Joy Falotico

The challenges we face in this profound, unprecedented time with the concurrent crises of the pandemic and its economic impact, along with the surge of emotion around the country following the recent unjust death of George Floyd, are all intertwined. Brands and marketers have to consider more than ever how they’re going to show up in ways that really matter.

Ford has a 117-year history as the American people’s brand.  We take that responsibility very seriously. For us, the challenges we are now facing combine to demand solutions that can be uniquely addressed by who we are as a company and our history of stepping up in time of need.

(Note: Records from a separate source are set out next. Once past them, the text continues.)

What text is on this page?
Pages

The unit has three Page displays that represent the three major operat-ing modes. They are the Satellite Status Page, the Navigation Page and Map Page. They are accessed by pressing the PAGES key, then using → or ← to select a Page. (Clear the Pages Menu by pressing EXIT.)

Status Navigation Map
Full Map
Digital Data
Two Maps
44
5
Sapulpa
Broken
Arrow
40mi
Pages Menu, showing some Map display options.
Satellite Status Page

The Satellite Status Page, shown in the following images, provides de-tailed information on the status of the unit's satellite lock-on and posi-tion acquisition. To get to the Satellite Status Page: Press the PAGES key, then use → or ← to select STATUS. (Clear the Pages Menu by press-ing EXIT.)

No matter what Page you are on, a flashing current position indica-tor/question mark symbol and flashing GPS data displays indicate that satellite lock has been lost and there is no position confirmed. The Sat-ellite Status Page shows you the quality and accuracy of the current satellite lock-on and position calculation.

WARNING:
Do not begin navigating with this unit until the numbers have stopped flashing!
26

With the pandemic, for example, we immediately focused on what it could mean for our current and potential future customers. It was second nature for us to quickly pivot to how we could offer real help and for our advertising to change to reflect that and ensure we weren’t being tone deaf.  Our marketing team swiftly altered our advertising away from new vehicle sales to ways we could help.  With our Built to Lend A Hand program, we activated a tool we have in the tool box with Ford Motor Credit Company, our financial services company, that provides payment extensions for customers in need in times of natural disasters. We received an overwhelming response from our customers.   Once unemployment started increasing with Shelter in Place, we knew we needed to do even more for our customers.  The marketing team built on the Built to Lend a Hand platform and offered payment deferrals and paid up to 3 payments for new car buyers and those deemed essential that needed transportation.  In parallel, and in concert with our talented engineers and UAW workforce, we were manufacturing face shields by March 23rd.   This all happened in a matter of days.  Then we went on to making masks and partnering with GE to make ventilators s, then PAPRs and even hospital gowns made from materials we use in our airbags.

When the protests began, the answers didn’t come as automatically but were equally important. For us, social justice is not a brand issue. It has to be about the actions, not the words and it requires solutions.  Ford has done a great deal to create opportunity and inclusion for all going all the way back to doubling our workers’ wages to $5 a day in 1914, and where we choose to locate our plants. It’s important for us to support in every way we can, that means inside our company and through our people and the Ford Fund, in Southeast Michigan and everyplace we call home.

Our response to these challenges all intersects with the work we’re doing with SeeHer and SeeAll, the platform for the Alliance for Inclusive and Multicultural Marketing (AIMM).  In marketing and advertising it’s not just having diversity represented in your advertising but also diversity in the creative process and behind the camera to ensure the work is culturally relevant.  We all have more work to do here but it is something I am passionate about continuing to drive.

All of these challenges give us the opportunity to interrogate what we’re doing to be sure we are showing up in the right way, a way that matters for all of our constituents.

The ultimate goal is for us not to need SeeHer or SeeAll. I have two daughters and I want them to grow up in an environment where they and everyone in our country are given the same opportunities and for them to be inclusive and respectful of all people.  I recognize that may seem a little Pollyanna-ish with where we are as a country, but we must continue working towards that future.